Is maladaptive loss of autophagy a meaningful contributing factor in Alzheimer's disease? The results of a recent clinical trial suggest so. Autophagy is the name given to a collection of cellular maintenance processes responsible for recycling unwanted proteins, molecular waste, and damaged cell components. Improving autophagy should in turn improve cell function. The drug development program noted here has reached the stage of later human trials to assess efficacy, and is focused on correcting one specific mechanism that appears to negatively affect autophagy in the Alzheimer's brain, and that in turn helps to clear out damaging protein aggregates associated with Alzheimer's disease pathology.
Blarcamesine works by selectively binding to the sigma-1 receptor (SIGMAR1), which is expressed at consistently high - if not increasing - levels in the brain of healthy aging adults. In Alzheimer's disease, however, SIGMAR1 expression drops. SIGMAR1 activation has also recently been linked with autophagy, the cellular process by which damaged organelles and faulty proteins are cleared. Treatment with blarcamesine leads to the upregulation of SIGMAR1 in the brain, which could potentially activate autophagy in the brain and help in the clearance of amyloid and tau deposits.

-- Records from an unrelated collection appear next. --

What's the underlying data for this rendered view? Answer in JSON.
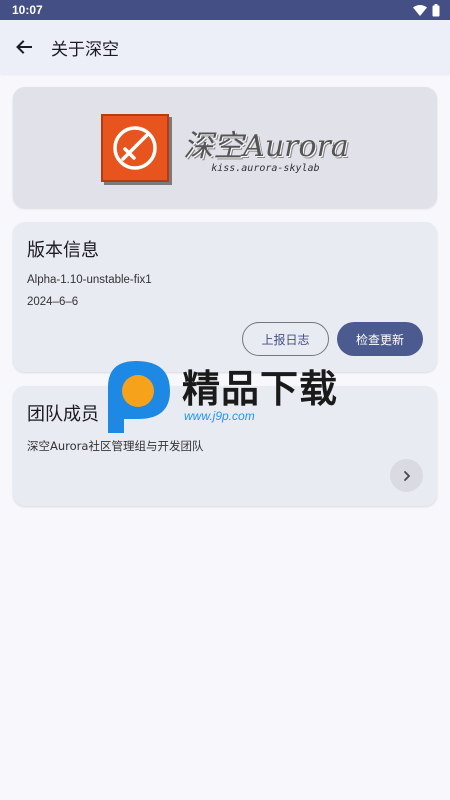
{
  "status_bar": {
    "time": "10:07"
  },
  "app_bar": {
    "title": "关于深空",
    "back_icon": "arrow-left-icon"
  },
  "banner": {
    "logo_title": "深空Aurora",
    "logo_subtitle": "kiss.aurora-skylab"
  },
  "version_card": {
    "title": "版本信息",
    "version": "Alpha-1.10-unstable-fix1",
    "date": "2024–6–6",
    "report_log_label": "上报日志",
    "check_update_label": "检查更新"
  },
  "team_card": {
    "title": "团队成员",
    "description": "深空Aurora社区管理组与开发团队",
    "chevron_icon": "chevron-right-icon"
  },
  "watermark": {
    "title": "精品下载",
    "url": "www.j9p.com"
  },
  "colors": {
    "status_bar": "#434f85",
    "primary_button": "#4b5a8f",
    "card_bg": "#e9ebf3",
    "logo_orange": "#e8541e",
    "watermark_blue": "#1e88e5",
    "watermark_orange": "#f7a21b"
  }
}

At 48 weeks of treatment, the change in the Alzheimer's Disease Assessment Scale-Cognitive Subscale version 13 (ADAS-Cog13) scores in blarcamesine-treated patients was significantly better than placebo comparators. Blarcamesine was likewise significantly better than placebo when cognition was evaluated using the Clinical Dementia Rating scale Sum of Boxes (CDR-SB) scale. Biomarker data showed that blarcamesine treatment resulted in a significant drop in pathological amyloid beta levels and a corresponding improvement in Aβ42/40 ratio, pointing to the molecule's strong anti-amyloid potential. The drug candidate also resulted in lower brain volume loss versus placebo.